Ein kurzer politischer Erfolg ist nach dem 31. Mai die vorübergehende Aussetzung von Abschiebeflügen nach Afghanistan wegen der veränderten „Sicherheitslage“. Leider nur vorübergehend. Obwohl sich die „Sicherheitslage“ nicht grundlegend verändert hat, wird bald wieder dort hin abgeschoben. 2017 werden in Afghanistan insgesamt über 2300 ZivilistInnen durch Anschläge getötet. Es ist ein trauriger Rekord, der höchste Wert seit Beginn der Zählung der zivilen Opfer durch die Vereinten Nationen. 2017 wurden 121 Menschen aus Deutschland nach Afghanistan abgeschoben, fast doppelt so viele wie im Jahr zuvor, aber nicht mal halb so viele wie 2018. Auch die Praxis, Menschen aus der Schule zu holen, um sie abzuschieben existiert noch. Ein Erfolg der Blockade vom 31. Mai ist jedoch, dass dies von der Polizei nur noch selten und ungern getan wird. Denn an den Schulen gibt es immer auch die Möglichkeit, dass MitschülerInnen und LehrerInnen nicht passiv bleiben, sondern solidarisch handeln. Aber auch verschiedene Gesetzesänderungen sorgen dafür, dass weniger Menschen, denen die Abschiebung droht, die Schule besuchen dürfen.

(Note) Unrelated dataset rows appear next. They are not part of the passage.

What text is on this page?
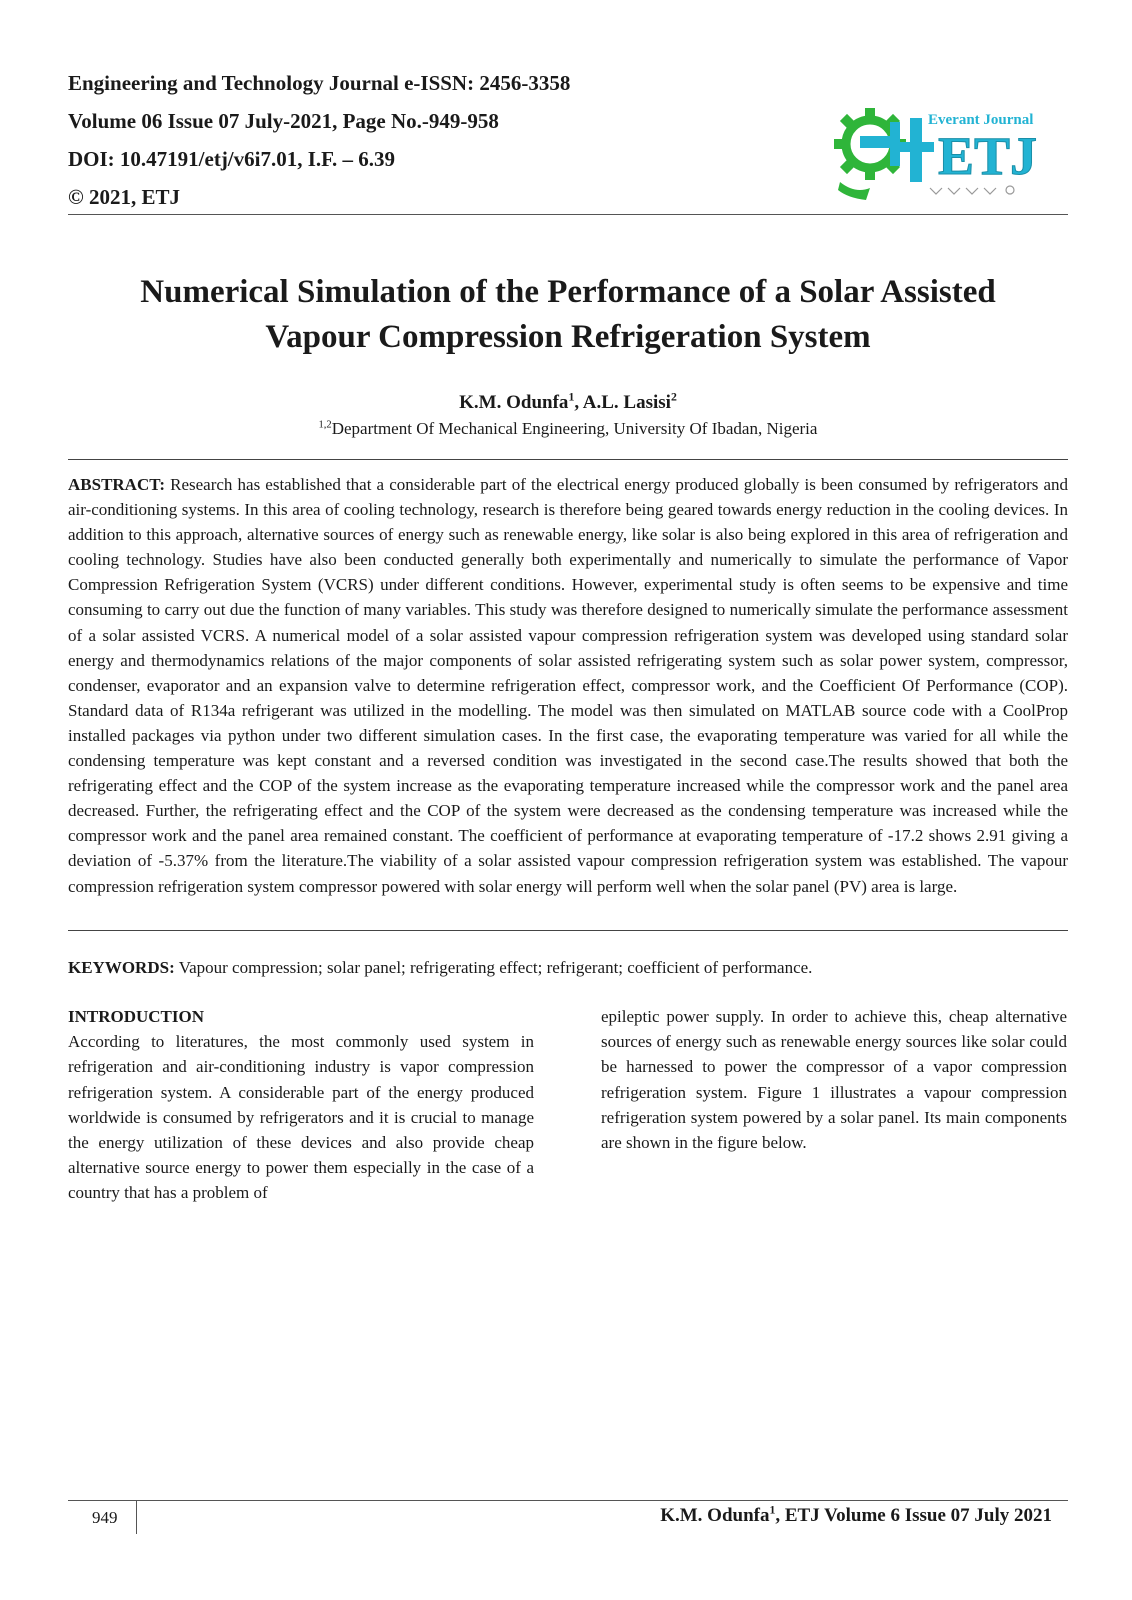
Engineering and Technology Journal e-ISSN: 2456-3358
Volume 06 Issue 07 July-2021, Page No.-949-958
DOI: 10.47191/etj/v6i7.01, I.F. – 6.39
© 2021, ETJ
Everant Journal
ETJ
Numerical Simulation of the Performance of a Solar Assisted
Vapour Compression Refrigeration System
K.M. Odunfa$^1$, A.L. Lasisi$^2$
$^{1,2}$Department Of Mechanical Engineering, University Of Ibadan, Nigeria
ABSTRACT: Research has established that a considerable part of the electrical energy produced globally is been consumed by refrigerators and air-conditioning systems. In this area of cooling technology, research is therefore being geared towards energy reduction in the cooling devices. In addition to this approach, alternative sources of energy such as renewable energy, like solar is also being explored in this area of refrigeration and cooling technology. Studies have also been conducted generally both experimentally and numerically to simulate the performance of Vapor Compression Refrigeration System (VCRS) under different conditions. However, experimental study is often seems to be expensive and time consuming to carry out due the function of many variables. This study was therefore designed to numerically simulate the performance assessment of a solar assisted VCRS. A numerical model of a solar assisted vapour compression refrigeration system was developed using standard solar energy and thermodynamics relations of the major components of solar assisted refrigerating system such as solar power system, compressor, condenser, evaporator and an expansion valve to determine refrigeration effect, compressor work, and the Coefficient Of Performance (COP). Standard data of R134a refrigerant was utilized in the modelling. The model was then simulated on MATLAB source code with a CoolProp installed packages via python under two different simulation cases. In the first case, the evaporating temperature was varied for all while the condensing temperature was kept constant and a reversed condition was investigated in the second case.The results showed that both the refrigerating effect and the COP of the system increase as the evaporating temperature increased while the compressor work and the panel area decreased. Further, the refrigerating effect and the COP of the system were decreased as the condensing temperature was increased while the compressor work and the panel area remained constant. The coefficient of performance at evaporating temperature of -17.2 shows 2.91 giving a deviation of -5.37% from the literature.The viability of a solar assisted vapour compression refrigeration system was established. The vapour compression refrigeration system compressor powered with solar energy will perform well when the solar panel (PV) area is large.
KEYWORDS: Vapour compression; solar panel; refrigerating effect; refrigerant; coefficient of performance.
INTRODUCTION
According to literatures, the most commonly used system in refrigeration and air-conditioning industry is vapor compression refrigeration system. A considerable part of the energy produced worldwide is consumed by refrigerators and it is crucial to manage the energy utilization of these devices and also provide cheap alternative source energy to power them especially in the case of a country that has a problem of
epileptic power supply. In order to achieve this, cheap alternative sources of energy such as renewable energy sources like solar could be harnessed to power the compressor of a vapor compression refrigeration system. Figure 1 illustrates a vapour compression refrigeration system powered by a solar panel. Its main components are shown in the figure below.
949	K.M. Odunfa$^1$, ETJ Volume 6 Issue 07 July 2021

Für die Menschen, die sich solidarisch zeigten oder ZeugInnen der Polizeigewalt wurden, dürfte der 31. Mai meist eine wichtige Lebenserfahrung bleiben, eine von der Macht der Solidarität, aber auch eine Erfahrung der Ohnmacht gegenüber einem gewalttätigen, hochgerüsteten Staat, der nicht davor zurückschreckt etliche Menschen zu verletzen um eine politische Linie durchzusetzen. Ein Staat, der erst prügeln lässt, um dann die Opfer als GewalttäterInnen zu diffamieren und anzuklagen. Vielleicht lesen die ZeugInnen und AktivistInnen des 31. Mai in Zukunft anders die Zeitung, wenn schon die Redakteure selbst oft nur aus dem Polizeibericht abschreiben, statt selbst zu recherchieren? Vielleicht verstehen sie nun besser, wofür es einen Staat und eine Polizei gibt und wofür nicht? Vielleicht haben sie den Eindruck, das die StaatsbürgerInnen sich vor Gewalt fürchten sollen und vor allem vor der staatlichen Gewalt. Angst soll Menschen davon abhalten, ihre Rechte einzufordern. Das gilt für Erwerbstätige, SchülerInnen, Erwerbslose genauso wie für die BewohnerInnen der Lager, die der Staat errichtet hat. Die Lager, deren einziger Zweck es ist Geflüchtete gesellschaftlich zu isolieren, psychisch zu zermürben und schnell abzuschieben. Was der Staat am meisten fürchtet ist die Solidarität unter den Verängstigten. Darum schlägt er zu, wie am 31. Mai. Und darum verfolgt er die solidarischen Menschen so gnadenlos. Es ist die blanke Angst vor dem Machtverlust. Vielleicht sind wir manchmal nicht so ohnmächtig, wie wir glauben.